Morgan and Pally found no such thing. They did find that:
Demarcating the post-Ferguson, pre-Gray period as the interval from August 11, 2014, through April 19, 2015, many categories of crime decreased slightly relative to the expected seasonal trend, such as homicide (down 3%), automobile theft (down 7%), common assault (down 13%), and larceny (down 12%). Other categories of crime were unchanged, such as street robbery and burglary.
Overall, it is unlikely that the full profile of change in recorded crime in this period reflects any substantial response to protest events in Ferguson, or a reaction to any other police conduct that received national press coverage before the arrest of Freddie Gray.”
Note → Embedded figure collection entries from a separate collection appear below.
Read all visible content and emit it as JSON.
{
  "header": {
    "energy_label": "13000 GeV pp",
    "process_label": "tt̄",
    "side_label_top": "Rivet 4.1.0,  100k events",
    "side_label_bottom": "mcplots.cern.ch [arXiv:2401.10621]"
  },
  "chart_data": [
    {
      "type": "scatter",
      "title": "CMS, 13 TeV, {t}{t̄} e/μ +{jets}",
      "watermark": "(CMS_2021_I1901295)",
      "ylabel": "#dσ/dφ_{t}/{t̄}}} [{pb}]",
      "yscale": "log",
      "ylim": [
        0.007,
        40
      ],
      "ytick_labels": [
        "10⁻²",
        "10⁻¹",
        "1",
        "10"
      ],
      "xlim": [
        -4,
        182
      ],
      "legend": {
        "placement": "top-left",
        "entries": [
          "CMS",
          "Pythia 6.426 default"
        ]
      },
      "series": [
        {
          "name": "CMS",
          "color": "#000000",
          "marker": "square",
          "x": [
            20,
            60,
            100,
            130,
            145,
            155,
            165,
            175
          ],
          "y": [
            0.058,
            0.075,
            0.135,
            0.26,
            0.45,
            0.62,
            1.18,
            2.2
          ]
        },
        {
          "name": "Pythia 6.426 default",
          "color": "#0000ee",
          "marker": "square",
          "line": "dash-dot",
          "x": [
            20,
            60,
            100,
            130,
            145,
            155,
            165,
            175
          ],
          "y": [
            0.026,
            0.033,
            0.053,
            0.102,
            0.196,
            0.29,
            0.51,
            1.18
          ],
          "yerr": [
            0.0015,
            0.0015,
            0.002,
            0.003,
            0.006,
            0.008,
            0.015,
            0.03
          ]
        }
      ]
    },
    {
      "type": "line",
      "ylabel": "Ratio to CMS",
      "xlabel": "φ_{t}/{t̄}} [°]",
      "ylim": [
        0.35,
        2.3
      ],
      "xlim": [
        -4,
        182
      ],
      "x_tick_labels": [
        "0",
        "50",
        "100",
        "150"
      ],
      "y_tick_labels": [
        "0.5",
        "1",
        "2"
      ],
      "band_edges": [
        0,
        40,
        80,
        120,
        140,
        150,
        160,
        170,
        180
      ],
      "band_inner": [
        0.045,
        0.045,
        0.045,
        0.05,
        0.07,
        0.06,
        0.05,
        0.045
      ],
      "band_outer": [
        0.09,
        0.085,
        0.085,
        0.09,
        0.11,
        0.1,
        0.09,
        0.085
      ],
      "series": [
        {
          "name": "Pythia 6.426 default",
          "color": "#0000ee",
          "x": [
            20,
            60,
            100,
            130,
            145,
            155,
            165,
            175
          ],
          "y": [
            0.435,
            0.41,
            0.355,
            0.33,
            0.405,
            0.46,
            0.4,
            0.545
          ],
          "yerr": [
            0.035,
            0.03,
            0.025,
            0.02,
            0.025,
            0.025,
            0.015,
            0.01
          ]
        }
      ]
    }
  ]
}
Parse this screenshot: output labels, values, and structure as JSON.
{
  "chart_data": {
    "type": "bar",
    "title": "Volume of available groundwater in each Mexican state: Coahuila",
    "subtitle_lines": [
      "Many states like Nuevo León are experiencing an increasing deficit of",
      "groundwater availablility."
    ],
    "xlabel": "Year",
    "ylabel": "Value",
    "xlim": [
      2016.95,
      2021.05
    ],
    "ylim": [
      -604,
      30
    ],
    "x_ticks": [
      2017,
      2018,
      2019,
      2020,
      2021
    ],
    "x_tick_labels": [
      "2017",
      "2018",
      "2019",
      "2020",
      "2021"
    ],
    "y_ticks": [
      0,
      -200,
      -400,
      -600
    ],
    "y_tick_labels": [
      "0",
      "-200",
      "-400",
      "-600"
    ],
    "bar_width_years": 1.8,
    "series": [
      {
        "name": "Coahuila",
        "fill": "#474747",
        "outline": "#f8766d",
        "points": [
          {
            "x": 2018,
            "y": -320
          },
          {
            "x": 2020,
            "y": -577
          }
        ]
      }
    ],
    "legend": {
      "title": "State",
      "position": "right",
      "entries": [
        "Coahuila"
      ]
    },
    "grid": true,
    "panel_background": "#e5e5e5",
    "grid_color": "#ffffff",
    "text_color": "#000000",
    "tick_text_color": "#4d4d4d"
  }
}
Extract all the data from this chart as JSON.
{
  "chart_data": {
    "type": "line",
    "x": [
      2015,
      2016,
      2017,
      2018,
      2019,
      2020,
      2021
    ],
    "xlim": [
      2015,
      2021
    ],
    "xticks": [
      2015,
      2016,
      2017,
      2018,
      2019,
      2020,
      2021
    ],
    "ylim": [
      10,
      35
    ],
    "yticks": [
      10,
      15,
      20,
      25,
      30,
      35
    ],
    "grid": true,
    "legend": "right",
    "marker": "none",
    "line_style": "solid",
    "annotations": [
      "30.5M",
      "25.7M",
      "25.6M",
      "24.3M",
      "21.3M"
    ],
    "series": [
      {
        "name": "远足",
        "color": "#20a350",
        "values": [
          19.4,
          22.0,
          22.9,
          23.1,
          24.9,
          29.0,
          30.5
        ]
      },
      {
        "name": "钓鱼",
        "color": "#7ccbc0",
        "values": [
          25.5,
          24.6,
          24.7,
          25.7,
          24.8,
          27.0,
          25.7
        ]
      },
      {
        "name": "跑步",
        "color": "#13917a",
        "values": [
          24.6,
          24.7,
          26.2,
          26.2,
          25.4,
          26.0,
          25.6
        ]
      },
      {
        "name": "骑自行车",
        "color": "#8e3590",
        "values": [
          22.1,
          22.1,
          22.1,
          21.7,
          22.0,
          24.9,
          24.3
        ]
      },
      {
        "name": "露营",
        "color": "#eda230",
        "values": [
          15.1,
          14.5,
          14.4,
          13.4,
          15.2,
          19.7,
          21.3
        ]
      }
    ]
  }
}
That violent crime escalated after Gray’s arrest, death, and the subsequent riots is irrefutable, and Morgan and Pally explain that a “Gray Effect” may have overcome Baltimore. Crime did not drop in the months after the April 2015 Baltimore Uprising until a new acting police commissioner, Kevin Davis, was installed in August of that year, at which point Baltimore police began making arrests again. Still, the sociologists say that the dropoff in arrests in Baltimore after Gray’s death could have been caused by other things, such as police taking time off after working overtime during the uprising.
The Ferguson protests and the Baltimore uprising are important bookend events in Mac Donald’s worldview, as well. She sees them as the births of a movement that only has its heart set on ending police lives. As she wrote in her Wall St. Journal op-ed last May:
A handful of highly publicized deaths of unarmed black men, often following a resisted arrest—including Eric Garner in Staten Island, N.Y., in July 2014, Michael Brown in Ferguson, Mo., in August 2014 and Freddie Gray in Baltimore last month—have led to riots, violent protests and attacks on the police. Murders of officers jumped 89% in 2014, to 51 from 27.
The U.S. Department of Justice urges caution about conducting this kind of criminal epidemiology in a report released just this week. Reads the Justice Department report, “Understanding Firearms Assaults against Law Enforcement Officers in the United States”:
To the extent that officers are already working in high crime areas, proactively focusing on highly prolific and violent offenders, and minimally engaging communities that are already distrustful, it follows that officers will be at increased risk of citizen-initiated violence against them. However, our study controlled for these factors and matched high- and low-risk agencies on population and homicide data over five years. We still find that firearms assaults [against police officers] are substantially higher in some cities, regardless of these contextual factors.